Drivers caught in bus lanes could be issued tickets anywhere from $51 for disobeying signs to $101 for blocking mass transit.

“Our goal isn’t to give people a ticket,” said Christopher Puchalsky, director of policy and strategic initiatives for the city’s Office of Transportation, Infrastructure, and Sustainability. “Some people unfortunately only respond to this kind of pressure.”

The “bus only” lanes the city is targeting are between 23rd and 6th streets on Chestnut, 20th and 6th on Market, and 19th and 15th on JFK Boulevard.

SEPTA, the city, and the PPA have partnered for this before in 2018 and 2019, writing thousands of tickets.

“I honestly think it’s just another way to make more money.
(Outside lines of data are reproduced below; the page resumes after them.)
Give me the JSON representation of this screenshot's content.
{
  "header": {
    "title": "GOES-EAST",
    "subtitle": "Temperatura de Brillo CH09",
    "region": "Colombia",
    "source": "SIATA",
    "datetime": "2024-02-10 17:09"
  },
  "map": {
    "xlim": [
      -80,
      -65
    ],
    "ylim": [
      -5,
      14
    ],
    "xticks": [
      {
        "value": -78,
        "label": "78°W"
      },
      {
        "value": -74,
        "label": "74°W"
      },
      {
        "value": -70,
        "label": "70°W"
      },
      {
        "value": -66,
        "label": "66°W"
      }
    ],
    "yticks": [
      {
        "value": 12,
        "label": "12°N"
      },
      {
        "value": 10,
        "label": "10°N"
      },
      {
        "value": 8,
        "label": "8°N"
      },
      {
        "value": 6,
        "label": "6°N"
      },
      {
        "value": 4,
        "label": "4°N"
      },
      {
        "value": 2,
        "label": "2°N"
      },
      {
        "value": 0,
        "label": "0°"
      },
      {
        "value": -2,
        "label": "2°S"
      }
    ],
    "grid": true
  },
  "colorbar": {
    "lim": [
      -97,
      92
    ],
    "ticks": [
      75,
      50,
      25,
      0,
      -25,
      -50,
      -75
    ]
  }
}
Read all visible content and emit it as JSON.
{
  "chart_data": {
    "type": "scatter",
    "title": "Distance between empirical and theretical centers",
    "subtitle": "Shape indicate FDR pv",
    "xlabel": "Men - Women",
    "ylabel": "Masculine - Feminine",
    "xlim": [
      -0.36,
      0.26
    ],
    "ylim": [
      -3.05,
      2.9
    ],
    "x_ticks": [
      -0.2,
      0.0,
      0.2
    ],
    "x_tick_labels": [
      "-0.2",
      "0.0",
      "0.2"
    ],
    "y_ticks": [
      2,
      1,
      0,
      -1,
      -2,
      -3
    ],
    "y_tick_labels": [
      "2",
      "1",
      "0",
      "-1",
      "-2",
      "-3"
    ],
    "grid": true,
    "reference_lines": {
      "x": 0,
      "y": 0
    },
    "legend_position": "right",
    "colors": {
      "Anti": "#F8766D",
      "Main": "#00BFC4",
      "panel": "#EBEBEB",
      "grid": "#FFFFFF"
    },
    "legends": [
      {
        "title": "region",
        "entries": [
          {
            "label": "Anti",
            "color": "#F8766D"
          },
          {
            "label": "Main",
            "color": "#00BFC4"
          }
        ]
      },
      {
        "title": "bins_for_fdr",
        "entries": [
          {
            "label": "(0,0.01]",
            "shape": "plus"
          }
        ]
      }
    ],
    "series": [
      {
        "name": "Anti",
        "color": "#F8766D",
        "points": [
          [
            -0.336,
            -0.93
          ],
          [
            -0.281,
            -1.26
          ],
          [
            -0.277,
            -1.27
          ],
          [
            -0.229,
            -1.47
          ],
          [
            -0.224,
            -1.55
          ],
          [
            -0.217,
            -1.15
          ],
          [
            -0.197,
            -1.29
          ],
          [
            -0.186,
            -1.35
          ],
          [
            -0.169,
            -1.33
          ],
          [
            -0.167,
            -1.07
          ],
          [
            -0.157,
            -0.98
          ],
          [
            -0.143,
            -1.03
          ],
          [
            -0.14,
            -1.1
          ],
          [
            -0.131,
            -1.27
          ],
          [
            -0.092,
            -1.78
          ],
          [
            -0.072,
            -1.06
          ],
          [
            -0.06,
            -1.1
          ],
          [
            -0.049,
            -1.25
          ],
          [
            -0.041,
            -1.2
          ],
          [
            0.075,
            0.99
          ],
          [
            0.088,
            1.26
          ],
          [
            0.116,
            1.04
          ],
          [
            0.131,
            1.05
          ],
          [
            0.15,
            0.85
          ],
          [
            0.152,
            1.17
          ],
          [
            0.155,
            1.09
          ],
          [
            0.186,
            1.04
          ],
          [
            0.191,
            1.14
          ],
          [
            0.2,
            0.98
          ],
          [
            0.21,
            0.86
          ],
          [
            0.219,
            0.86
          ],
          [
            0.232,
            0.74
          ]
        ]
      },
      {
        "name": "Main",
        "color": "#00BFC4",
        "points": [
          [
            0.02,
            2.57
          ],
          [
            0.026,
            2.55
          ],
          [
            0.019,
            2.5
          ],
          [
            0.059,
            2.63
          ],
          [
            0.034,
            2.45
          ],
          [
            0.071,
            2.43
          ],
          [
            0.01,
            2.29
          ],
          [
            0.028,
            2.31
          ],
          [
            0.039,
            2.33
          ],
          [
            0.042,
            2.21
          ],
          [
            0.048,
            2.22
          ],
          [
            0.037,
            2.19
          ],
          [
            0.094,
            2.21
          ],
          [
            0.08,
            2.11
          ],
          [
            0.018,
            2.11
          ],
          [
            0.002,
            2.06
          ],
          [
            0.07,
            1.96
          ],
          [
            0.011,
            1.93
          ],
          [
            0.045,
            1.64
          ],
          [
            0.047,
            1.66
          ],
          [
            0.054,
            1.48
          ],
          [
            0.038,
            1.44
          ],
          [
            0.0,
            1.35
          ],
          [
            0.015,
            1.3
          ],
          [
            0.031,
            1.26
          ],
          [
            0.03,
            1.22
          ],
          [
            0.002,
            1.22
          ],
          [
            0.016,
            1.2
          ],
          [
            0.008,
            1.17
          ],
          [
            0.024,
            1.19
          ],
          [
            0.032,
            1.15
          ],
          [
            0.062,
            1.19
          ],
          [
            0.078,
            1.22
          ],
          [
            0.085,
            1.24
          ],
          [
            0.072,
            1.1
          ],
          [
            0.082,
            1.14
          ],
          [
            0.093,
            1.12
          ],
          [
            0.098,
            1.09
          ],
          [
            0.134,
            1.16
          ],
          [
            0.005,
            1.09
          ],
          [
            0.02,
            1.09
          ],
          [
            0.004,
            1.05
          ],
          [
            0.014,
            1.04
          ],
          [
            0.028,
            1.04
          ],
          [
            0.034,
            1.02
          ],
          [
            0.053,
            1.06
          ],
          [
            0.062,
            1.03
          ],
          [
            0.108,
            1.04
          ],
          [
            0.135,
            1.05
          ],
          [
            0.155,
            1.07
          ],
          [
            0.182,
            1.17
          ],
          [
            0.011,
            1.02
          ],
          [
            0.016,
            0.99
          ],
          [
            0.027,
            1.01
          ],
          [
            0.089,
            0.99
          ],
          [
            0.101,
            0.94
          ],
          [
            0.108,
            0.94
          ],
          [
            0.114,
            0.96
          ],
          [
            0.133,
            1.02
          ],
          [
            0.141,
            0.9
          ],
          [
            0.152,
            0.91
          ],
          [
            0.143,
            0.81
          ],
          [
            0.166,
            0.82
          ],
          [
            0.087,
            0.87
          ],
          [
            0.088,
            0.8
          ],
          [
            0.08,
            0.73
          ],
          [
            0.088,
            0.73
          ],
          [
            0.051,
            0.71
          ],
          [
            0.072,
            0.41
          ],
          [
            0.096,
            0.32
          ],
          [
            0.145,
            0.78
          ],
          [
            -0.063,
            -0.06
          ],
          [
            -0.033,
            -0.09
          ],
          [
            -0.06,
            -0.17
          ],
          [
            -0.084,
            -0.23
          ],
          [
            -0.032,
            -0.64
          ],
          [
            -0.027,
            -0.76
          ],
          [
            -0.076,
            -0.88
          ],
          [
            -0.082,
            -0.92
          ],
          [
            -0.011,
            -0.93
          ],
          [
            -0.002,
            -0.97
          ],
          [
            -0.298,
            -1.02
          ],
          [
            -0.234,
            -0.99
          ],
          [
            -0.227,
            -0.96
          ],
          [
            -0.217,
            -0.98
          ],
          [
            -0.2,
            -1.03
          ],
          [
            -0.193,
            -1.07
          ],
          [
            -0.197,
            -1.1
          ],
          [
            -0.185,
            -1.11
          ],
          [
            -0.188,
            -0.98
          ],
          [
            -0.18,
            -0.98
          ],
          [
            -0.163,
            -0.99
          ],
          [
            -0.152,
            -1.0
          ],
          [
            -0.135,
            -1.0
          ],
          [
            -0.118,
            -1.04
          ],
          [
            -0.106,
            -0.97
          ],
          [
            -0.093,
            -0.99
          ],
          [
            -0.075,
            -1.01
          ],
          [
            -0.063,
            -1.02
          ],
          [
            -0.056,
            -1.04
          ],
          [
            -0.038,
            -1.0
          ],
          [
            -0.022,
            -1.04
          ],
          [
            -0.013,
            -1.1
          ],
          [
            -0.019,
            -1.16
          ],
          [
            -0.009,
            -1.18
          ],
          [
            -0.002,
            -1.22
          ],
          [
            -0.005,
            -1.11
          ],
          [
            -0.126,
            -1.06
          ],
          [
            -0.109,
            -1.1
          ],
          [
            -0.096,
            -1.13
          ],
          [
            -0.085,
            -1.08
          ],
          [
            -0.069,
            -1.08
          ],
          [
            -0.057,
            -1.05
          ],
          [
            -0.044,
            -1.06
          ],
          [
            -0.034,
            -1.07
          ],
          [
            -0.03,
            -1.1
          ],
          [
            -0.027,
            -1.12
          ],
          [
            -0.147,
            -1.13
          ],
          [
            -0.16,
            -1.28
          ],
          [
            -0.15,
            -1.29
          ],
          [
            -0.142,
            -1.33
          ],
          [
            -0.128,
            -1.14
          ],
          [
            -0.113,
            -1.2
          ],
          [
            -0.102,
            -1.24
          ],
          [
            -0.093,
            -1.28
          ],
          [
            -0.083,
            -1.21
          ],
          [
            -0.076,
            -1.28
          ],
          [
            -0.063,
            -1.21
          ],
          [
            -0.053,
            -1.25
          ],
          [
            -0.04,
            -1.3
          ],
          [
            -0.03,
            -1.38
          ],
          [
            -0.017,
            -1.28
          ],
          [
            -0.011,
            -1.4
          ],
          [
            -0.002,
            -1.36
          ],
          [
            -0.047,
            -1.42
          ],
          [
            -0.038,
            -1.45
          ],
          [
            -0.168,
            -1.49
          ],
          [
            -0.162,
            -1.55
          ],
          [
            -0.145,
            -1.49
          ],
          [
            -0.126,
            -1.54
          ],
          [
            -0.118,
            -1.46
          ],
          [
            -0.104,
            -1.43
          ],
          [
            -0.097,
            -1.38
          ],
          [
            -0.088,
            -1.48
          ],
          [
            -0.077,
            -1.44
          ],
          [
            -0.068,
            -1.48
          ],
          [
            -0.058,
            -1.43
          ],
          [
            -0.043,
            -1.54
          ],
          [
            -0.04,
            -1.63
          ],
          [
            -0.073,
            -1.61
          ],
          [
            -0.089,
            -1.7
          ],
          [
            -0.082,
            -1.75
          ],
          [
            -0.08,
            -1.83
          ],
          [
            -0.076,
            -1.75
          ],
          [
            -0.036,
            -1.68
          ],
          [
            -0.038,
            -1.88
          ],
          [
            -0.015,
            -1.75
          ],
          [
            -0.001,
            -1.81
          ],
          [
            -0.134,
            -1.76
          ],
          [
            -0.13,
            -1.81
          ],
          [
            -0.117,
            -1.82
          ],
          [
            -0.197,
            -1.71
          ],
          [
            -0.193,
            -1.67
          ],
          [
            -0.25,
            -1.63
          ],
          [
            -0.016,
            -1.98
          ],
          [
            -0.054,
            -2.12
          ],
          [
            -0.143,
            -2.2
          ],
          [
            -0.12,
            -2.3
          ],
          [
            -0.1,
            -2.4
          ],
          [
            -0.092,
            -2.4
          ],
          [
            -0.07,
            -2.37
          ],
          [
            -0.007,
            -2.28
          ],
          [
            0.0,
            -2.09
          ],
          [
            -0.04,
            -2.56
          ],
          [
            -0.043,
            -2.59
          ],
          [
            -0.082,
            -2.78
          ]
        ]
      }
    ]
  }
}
Everything is geared toward money for the city,” said Jeanette Lewis from North Philadelphia.

Officials claim the last targeted enforcement worked and reduced ride times for buses as much as two and a half minutes.

“A couple minutes may not sound like a lot but it’s helping people get where they need to go on time,” said SEPTA spokesperson Andrew Busch.

Drivers say the city isn’t addressing what they believe is the root of the problem.

“They really need to find a way to make more parking available. There is nowhere, literally nowhere to park,” said Lewis.

The city says the targeted enforcement could last from a couple of weeks to a couple of months, depending on how drivers respond.